As well as offering a way to more accurately interpret patients’ genetic risk of disease, a polygenic score can also help explain why some genetically predisposed individuals do not develop the disease.
The study could guide more informed decision-making and genetic counselling in clinical practice – such as more accurately identifying patients who should undergo more frequent disease screenings.
‘Patients and clinicians often assume that having a high-risk variant makes eventually getting the disease all but inevitable, but an important subset actually go on to live their lives normally,’ said study author Akl Fahed, also at Massachusetts General Hospital.
‘The traditional approach is to focus on a single base pair mutation linked to disease, but there are 3 billion base pairs in the genome.
‘So we asked whether the rest of your genome can help explain the differing rates of disease we see in these patients, and the answer was a clear yes.’
Certain mutations in the BRCA1 gene (pictured in artist’s illustration) are associated with increased breast cancer risk
The study focused on three diseases – familial hypercholesterolemia, where single-gene variants stop the body from clearing cholesterol from the bloodstream, which can increase risk of a premature heart attack, Lynch syndrome, where a fault in DNA-repair genes often leads to colorectal cancer, as well as hereditary breast cancer.
The chances of those with Lynch syndrome developing colorectal cancer ranged from an estimated 11 to 80 per cent depending on various genetic factors.
For coronary artery disease the risk varies from 17 per cent to 78 per cent.
Polygenic scores can empower patients to better understand, predict and prevent disease using genetic information and they’re being implemented in Massachusetts General Hospital’s Preventive Genomics Clinic.
This autumn, the clinic will begin offering a clinical test that assesses both monogenic and polygenic risk for heart disease.
‘We are thrilled to be able to offer state-of-the-art genetic risk assessment to our patients in the coming months,’ Khera said.
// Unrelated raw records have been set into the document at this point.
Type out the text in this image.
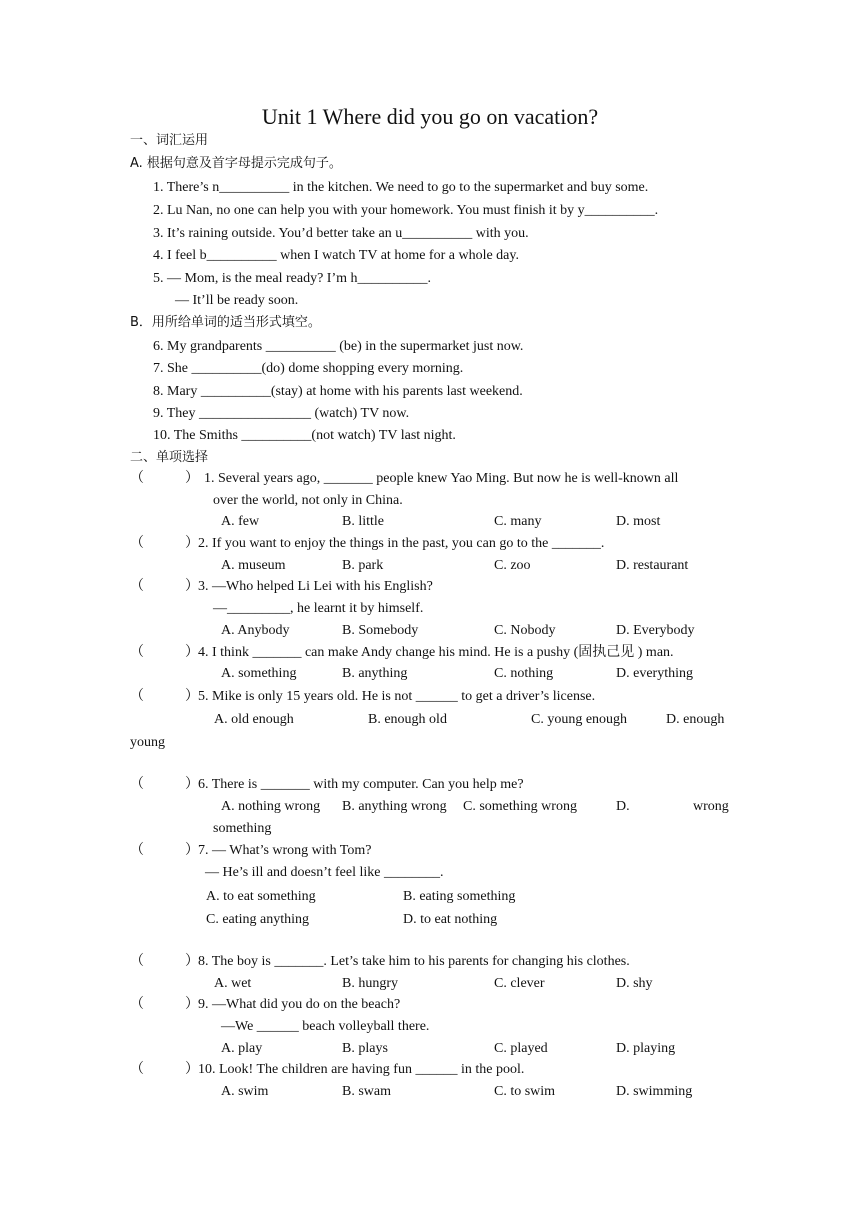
Unit 1 Where did you go on vacation?
一、词汇运用
A. 根据句意及首字母提示完成句子。
1. There’s n__________ in the kitchen. We need to go to the supermarket and buy some.
2. Lu Nan, no one can help you with your homework. You must finish it by y__________.
3. It’s raining outside. You’d better take an u__________ with you.
4. I feel b__________ when I watch TV at home for a whole day.
5. — Mom, is the meal ready? I’m h__________.
— It’ll be ready soon.
B．用所给单词的适当形式填空。
6. My grandparents __________ (be) in the supermarket just now.
7. She __________(do) dome shopping every morning.
8. Mary __________(stay) at home with his parents last weekend.
9. They ________________ (watch) TV now.
10. The Smiths __________(not watch) TV last night.
二、单项选择
（	） 1. Several years ago, _______ people knew Yao Ming. But now he is well-known all
over the world, not only in China.
A. few	B. little	C. many	D. most
（	） 2. If you want to enjoy the things in the past, you can go to the _______.
A. museum	B. park	C. zoo	D. restaurant
（	） 3. —Who helped Li Lei with his English?
—_________, he learnt it by himself.
A. Anybody	B. Somebody	C. Nobody	D. Everybody
（	） 4. I think _______ can make Andy change his mind. He is a pushy (固执己见 ) man.
A. something	B. anything	C. nothing	D. everything
（	） 5. Mike is only 15 years old. He is not ______ to get a driver’s license.
A. old enough	B. enough old	C. young enough	D. enough
young
（	） 6. There is _______ with my computer. Can you help me?
A. nothing wrong B. anything wrong C. something wrong	D.	wrong
something
（	） 7. — What’s wrong with Tom?
— He’s ill and doesn’t feel like ________.
A. to eat something	B. eating something
C. eating anything	D. to eat nothing
（	） 8. The boy is _______. Let’s take him to his parents for changing his clothes.
A. wet	B. hungry	C. clever	D. shy
（	） 9. —What did you do on the beach?
—We ______ beach volleyball there.
A. play	B. plays	C. played	D. playing
（	） 10. Look! The children are having fun ______ in the pool.
A. swim	B. swam	C. to swim	D. swimming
‘One of our next steps is to educate doctors and patients on more advanced types of genetic risk predictors such as polygenic scores.’
However, genetics ‘is only part of the story,’ according to Fahed.
‘For heart disease, risk involves other factors like blood pressure and lifestyle risks such as smoking.
‘It is important to account for these as well and develop more fully integrated risk models.’
Khera also added that the ability to reliably classify the population using polygenic scores is higher in people of European ancestry as that is where most of their training data has come from.
‘So we need to diversify datasets and improve the models so that they work well for people from different ancestries, ensuring that genomic risk stratification benefits everyone,’ he said.
The new study has been published in the journal Nature Communications.